Note: save your breadboard in the cabinet again - you will use it for the Phase Detector Lab next week.

You will use your 3-stage tuned amplifier and low-noise input stage from the Johnson Noise lab. Construct the following circuit on the lower breadboard block as far to the right as possible (to keep it away from the 357 input). Be sure the square wave input comes in from the right side of the breadboard. (You should not be using either of the BNC connectors on the left.)

(You can use any one of the six devices on the 7404 chip.
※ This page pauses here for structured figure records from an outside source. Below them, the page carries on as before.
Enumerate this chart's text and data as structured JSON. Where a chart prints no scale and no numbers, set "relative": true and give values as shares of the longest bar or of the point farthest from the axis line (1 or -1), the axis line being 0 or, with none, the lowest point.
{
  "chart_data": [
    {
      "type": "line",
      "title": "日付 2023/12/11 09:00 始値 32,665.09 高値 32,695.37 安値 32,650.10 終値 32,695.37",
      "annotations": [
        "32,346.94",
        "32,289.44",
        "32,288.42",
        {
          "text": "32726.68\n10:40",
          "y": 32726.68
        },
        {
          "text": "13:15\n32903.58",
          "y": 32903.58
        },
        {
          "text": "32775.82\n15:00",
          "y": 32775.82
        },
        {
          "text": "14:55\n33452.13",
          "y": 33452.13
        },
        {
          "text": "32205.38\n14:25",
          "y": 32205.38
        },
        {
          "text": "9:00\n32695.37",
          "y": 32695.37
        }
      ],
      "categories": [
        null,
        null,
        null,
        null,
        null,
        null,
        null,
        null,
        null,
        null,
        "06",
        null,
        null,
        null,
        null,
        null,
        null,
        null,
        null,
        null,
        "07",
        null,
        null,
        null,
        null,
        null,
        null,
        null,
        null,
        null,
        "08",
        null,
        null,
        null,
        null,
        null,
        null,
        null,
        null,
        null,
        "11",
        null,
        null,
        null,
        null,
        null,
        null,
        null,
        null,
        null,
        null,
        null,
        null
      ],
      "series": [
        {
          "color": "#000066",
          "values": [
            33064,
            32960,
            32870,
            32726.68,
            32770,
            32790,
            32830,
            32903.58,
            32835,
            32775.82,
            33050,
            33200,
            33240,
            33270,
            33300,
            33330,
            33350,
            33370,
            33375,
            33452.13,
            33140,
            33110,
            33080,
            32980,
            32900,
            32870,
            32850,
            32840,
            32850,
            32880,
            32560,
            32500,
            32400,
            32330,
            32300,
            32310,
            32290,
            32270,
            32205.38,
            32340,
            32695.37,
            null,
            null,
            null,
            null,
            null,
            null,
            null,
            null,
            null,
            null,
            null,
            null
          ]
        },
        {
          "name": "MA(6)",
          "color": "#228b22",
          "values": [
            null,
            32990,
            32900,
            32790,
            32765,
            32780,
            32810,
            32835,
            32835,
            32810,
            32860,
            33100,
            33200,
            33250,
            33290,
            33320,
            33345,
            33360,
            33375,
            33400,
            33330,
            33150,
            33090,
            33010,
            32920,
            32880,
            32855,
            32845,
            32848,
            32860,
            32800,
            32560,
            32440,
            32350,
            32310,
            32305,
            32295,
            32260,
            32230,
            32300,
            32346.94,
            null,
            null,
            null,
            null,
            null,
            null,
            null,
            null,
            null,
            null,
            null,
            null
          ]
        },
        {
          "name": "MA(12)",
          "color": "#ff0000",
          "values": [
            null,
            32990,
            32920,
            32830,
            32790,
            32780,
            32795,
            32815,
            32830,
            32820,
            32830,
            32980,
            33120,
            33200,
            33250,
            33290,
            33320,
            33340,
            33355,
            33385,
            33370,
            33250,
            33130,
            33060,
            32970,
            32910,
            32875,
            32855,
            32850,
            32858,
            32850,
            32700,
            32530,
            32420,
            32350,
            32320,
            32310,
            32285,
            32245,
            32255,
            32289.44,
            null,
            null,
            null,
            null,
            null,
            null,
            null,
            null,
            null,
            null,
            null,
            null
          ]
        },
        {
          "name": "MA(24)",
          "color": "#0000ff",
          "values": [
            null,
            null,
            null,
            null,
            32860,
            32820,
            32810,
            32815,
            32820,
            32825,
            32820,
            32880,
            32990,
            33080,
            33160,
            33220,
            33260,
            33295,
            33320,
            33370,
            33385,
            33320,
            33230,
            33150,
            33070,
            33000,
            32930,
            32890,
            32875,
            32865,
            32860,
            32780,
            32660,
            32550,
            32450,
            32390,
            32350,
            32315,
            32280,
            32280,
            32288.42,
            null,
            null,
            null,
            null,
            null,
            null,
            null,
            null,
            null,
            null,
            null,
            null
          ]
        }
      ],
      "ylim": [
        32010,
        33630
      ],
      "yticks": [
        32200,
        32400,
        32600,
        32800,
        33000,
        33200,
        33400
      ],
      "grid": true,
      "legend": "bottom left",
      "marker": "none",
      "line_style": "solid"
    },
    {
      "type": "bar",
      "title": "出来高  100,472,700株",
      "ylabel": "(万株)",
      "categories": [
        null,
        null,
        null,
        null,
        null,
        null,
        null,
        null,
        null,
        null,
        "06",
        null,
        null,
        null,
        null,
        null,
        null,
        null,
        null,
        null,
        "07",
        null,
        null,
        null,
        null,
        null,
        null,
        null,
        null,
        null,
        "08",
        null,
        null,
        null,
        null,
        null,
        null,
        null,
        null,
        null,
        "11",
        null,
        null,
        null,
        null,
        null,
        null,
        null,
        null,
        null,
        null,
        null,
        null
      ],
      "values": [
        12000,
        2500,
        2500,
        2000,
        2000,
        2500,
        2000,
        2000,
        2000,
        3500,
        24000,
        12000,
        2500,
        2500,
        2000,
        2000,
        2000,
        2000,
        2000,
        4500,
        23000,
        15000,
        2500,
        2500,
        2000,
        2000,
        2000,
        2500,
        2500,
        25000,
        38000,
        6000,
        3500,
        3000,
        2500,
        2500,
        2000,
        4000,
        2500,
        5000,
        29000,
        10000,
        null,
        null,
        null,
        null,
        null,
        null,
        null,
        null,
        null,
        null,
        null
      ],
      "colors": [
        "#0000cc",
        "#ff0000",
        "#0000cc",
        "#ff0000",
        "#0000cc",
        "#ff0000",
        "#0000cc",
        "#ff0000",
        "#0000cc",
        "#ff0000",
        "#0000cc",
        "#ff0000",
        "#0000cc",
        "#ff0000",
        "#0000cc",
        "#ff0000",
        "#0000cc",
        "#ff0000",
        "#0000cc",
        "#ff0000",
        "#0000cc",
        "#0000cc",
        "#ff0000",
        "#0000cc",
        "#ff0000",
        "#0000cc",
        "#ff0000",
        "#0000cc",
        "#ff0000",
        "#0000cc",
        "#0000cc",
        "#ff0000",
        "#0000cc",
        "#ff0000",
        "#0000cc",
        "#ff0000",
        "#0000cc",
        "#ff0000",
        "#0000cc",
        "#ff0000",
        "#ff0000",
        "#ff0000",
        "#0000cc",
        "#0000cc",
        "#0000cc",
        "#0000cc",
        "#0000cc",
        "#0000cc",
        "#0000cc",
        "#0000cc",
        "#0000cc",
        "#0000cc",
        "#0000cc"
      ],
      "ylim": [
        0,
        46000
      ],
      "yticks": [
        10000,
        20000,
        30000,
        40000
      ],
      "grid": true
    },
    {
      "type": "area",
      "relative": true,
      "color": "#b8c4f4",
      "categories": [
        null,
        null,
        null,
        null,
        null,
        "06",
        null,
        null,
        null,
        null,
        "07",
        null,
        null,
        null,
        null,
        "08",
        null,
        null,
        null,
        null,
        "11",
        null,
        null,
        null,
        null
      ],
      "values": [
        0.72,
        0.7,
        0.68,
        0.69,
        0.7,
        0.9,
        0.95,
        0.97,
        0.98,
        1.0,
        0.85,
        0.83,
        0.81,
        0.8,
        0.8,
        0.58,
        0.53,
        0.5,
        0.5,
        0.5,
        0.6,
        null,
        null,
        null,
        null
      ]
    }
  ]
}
Note that it requires connections to ground and to V_cc = 5 V. Note also that the HI-300 requires a ground connection for input reference control. )

Figure 3:

Set the pulse generator to give a 0-4V square wave output at a frequency near f_°. Replace the resistor at the amplifier input with a 1 K and add a photodiode as shown below:

Figure 4:

Put a ~ 25 mm piece of black tubing over the end or your photodiode to limit the amount of background light that strikes it. Bend the leads so it is aimed nearly horizontally of the left end of your breadboard, trying to point it a a part of the room that is not too bright (set up a dark screen, if necessary). Put a red LED in series with a 100 ohm resistor at the end of a coax cable and connect it also to the pulse output.

Figure 5:

• Look at the amplifier output on the scope. Push the LED into the end of the black tube on the photodiode adjust the distance to give an output that is large, but not close to saturating (ie   ~ 4-18 V p-p). Adjust the frequency for maximum amplitude (at f_°). The output will be a sine wave, even though you are driving the LED with a square wave. If the amplitude is too large, reduce the light response by replacing the 1 K resistor on the + input with a smaller value.

  [Question 1] Why? (Hint; think of the Fourier analysis of square waves!)

• Look at the signal on the output of the broadband 357 stage. Now look at the output of the phase detector switch at point A. Lock-in amplifiers usually have some provision for adjusting the phase of the reference relative to the signal. We will cheat and use the rapid change of phase with frequency of the signal while the reference (switching) phase remains constant. Try adjusting the frequency while watching point A. (Be sure the scope is DC coupled!) Sketch what you see.
• Guess how the average voltage at A changes as you change the phase, then look at the output of the low-pass filter at B. (Unfortunately, the amplitude also changes as you change the frequency and you will have to allow for this.) Use a 10× probe to look at point B so you don't load the filter too much. Set the frequency back to f_° to give zero phase shift.

• Now replace the 1K resistor with a 1M resistor and remove the LED. This will increase the light sensitivity by a factor of 1000. Looking at the amplifier output on the scope, you will see the Johnson noise of the 1M resistor, plus some 60 Hz hash from the room lights. If the output is saturating at any time due to pick-up, try placing a small piece (5 cm × 5 cm) of grounded Aluminum foil in such a way as to shield the input circuit. Check the output of the LM357 stage with the DC-coupled scope to be sure that it isn't saturating from ambient light. Set up shields or aim the tubing as necessary to keep the output of the amplifier last stage from saturating. Bring the LED near the end of the photodiode tube, while looking at the amplifier output (or point A). Note the high sensitivity - but also the large amount of noise. Now look at the filter output (point B) on the other scope channel.

• Set the scope gain to 20 mV/cm (that's 2 mV on your dial - you're using a 10× probe, remember?). Note the noise level.

[Question 2] What rms fluctuation do you expect in the output of this filter due to the Johnson noise in the 1M resistor?
(Forget your integral over the tuned amplifier gain now - your gain(f) is almost a delta function at f_°. The width is 2× the bandwidth of the low-pass filter: BW = [(p)/2][1/(2pRC)]. The effective bandwidth is smaller than this by 1/2, since noise components 90^° out of phase with the reference don't give any output - even though they are at the correct frequency.)

• Try holding your hand in front of the photodiode and then shining the LED on your palm.
• Can you see the shift at point B?
• Can you see the light on your hand?
• Can you see the signal at point A?